To investigate the effects of metformin (MF) treatment on the matrix metalloproteinases (MMPs) and proinflammatory cytokines production from lipopolysaccharide (LPS) - stimulated human gingival fibroblasts (HGFs).

Methods

HGFs were obtained from subcultures of biopsies from clinically healthy gingival tissues of patients undergoing oral surgeries. Cell cytotoxicity assay was used to determine the effect of different concentrations of MF on viability of HGFs. HGFs were then incubated and treated with different concentrations of MF and Porphyromonas gingivais (Pg) LPS. MMP-1, MMP-2, MMP-8, MMP-9, IL-1β, and IL-8 expression analysis was performed using xMAP technology (Luminex 200, Luminex, Austin, TX, USA). Student’s t-test for a single sample was used to compare the mean values of the study groups with the control value.
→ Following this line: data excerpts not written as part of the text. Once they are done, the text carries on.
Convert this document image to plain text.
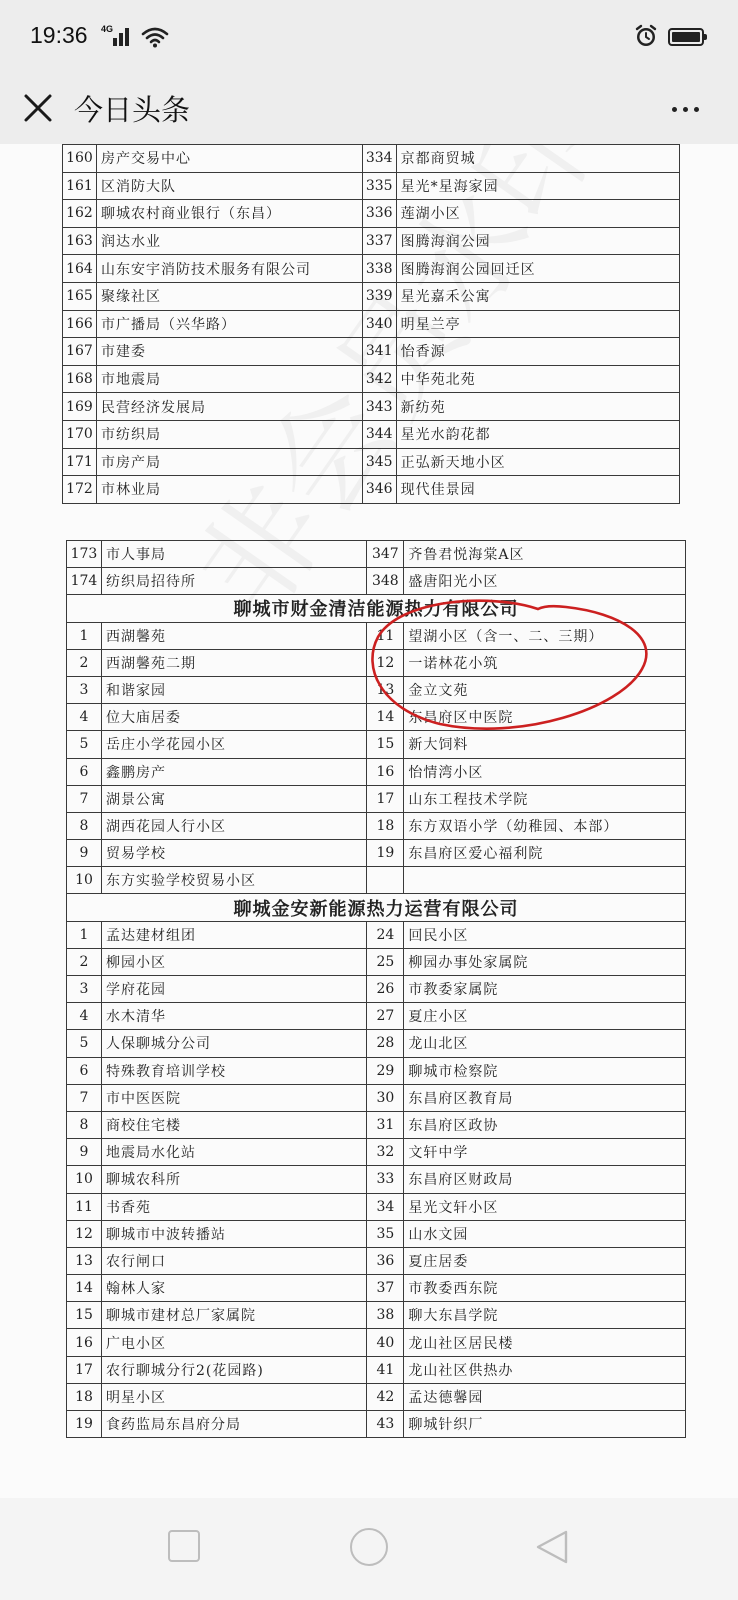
19:36 4G
今日头条
160	房产交易中心	334	京都商贸城
161	区消防大队	335	星光*星海家园
162	聊城农村商业银行（东昌）	336	莲湖小区
163	润达水业	337	图腾海润公园
164	山东安宇消防技术服务有限公司	338	图腾海润公园回迁区
165	聚缘社区	339	星光嘉禾公寓
166	市广播局（兴华路）	340	明星兰亭
167	市建委	341	怡香源
168	市地震局	342	中华苑北苑
169	民营经济发展局	343	新纺苑
170	市纺织局	344	星光水韵花都
171	市房产局	345	正弘新天地小区
172	市林业局	346	现代佳景园
173	市人事局	347	齐鲁君悦海棠A区
174	纺织局招待所	348	盛唐阳光小区
聊城市财金清洁能源热力有限公司			
1	西湖馨苑	11	望湖小区（含一、二、三期）
2	西湖馨苑二期	12	一诺林花小筑
3	和谐家园	13	金立文苑
4	位大庙居委	14	东昌府区中医院
5	岳庄小学花园小区	15	新大饲料
6	鑫鹏房产	16	怡情湾小区
7	湖景公寓	17	山东工程技术学院
8	湖西花园人行小区	18	东方双语小学（幼稚园、本部）
9	贸易学校	19	东昌府区爱心福利院
10	东方实验学校贸易小区		
聊城金安新能源热力运营有限公司			
1	孟达建材组团	24	回民小区
2	柳园小区	25	柳园办事处家属院
3	学府花园	26	市教委家属院
4	水木清华	27	夏庄小区
5	人保聊城分公司	28	龙山北区
6	特殊教育培训学校	29	聊城市检察院
7	市中医医院	30	东昌府区教育局
8	商校住宅楼	31	东昌府区政协
9	地震局水化站	32	文轩中学
10	聊城农科所	33	东昌府区财政局
11	书香苑	34	星光文轩小区
12	聊城市中波转播站	35	山水文园
13	农行闸口	36	夏庄居委
14	翰林人家	37	市教委西东院
15	聊城市建材总厂家属院	38	聊大东昌学院
16	广电小区	40	龙山社区居民楼
17	农行聊城分行2(花园路)	41	龙山社区供热办
18	明星小区	42	孟达德馨园
19	食药监局东昌府分局	43	聊城针织厂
A p-value of <0.05 and 95% confidence intervals were used to report the statistical significance and precision of mean values.

Results

Concentrations of 0.5, 1- and 2-mM MF had a minimal non-significant cytotoxic effect on the HGFs and caused statistically significant reduction of MMP-1, MMP-2, MMP-8 and IL-8 expressed by the LPS-stimulated HGFs.

Conclusion

The results of the present study confirm that MF suppresses MMP-1, MMP-2, MMP-8 and IL-8 in LPS-stimulated HGFs suggesting an anti-inflammatory effect of MF and potential adjunct therapeutic role in the treatment of periodontal diseases.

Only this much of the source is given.